Abstract A hybrid framework consisting of the Stokes- decomposition method and various artificial intelligence (AI) models is proposed for classifying human melanoma and nonmelanoma skin cancer samples. In the proposed approach, the Stokes-Mueller matrix decomposition method is first used to extract the effective optical parameters of normal, squamous cell carcinoma, basal cell carcinoma, and melanoma skin cancer samples. The parameters are pre-processing using feature scaling and dimensional reduction techniques, and are then used to train nine different AI models, namely ExtraTree, Random Forest, Decision Tree, XGBoost, Support Vector Machine, k-Nearest Neighbors (k-NN), Radius Neighbors, Multilayer Perceptron (MLP), and Ridge. Finally, the trained models are used to classify a small number of normal and cancerous skin tissue samples.
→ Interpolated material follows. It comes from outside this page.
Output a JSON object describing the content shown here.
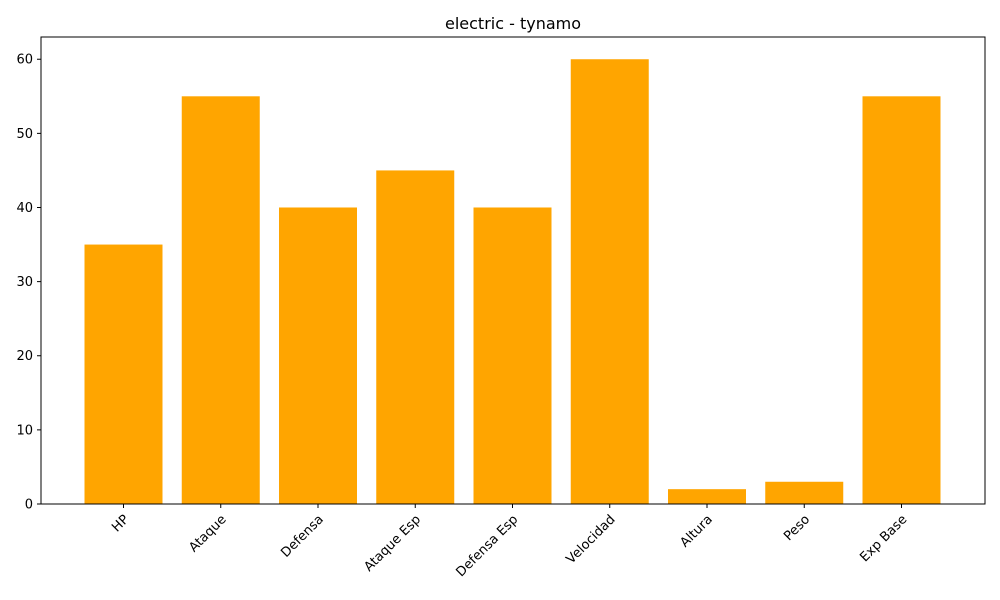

It is shown that all of the models have a classification accuracy (F1 score) of more than 90% given an appropriate pre-processing of the input parameters. Furthermore, the ExtraTree, k-NN, and MLP models achieve an accuracy of 100%. Overall, the results confirm that the proposed framework provides a promising approach for the efficient and accurate classification of human skin cancer tissue samples.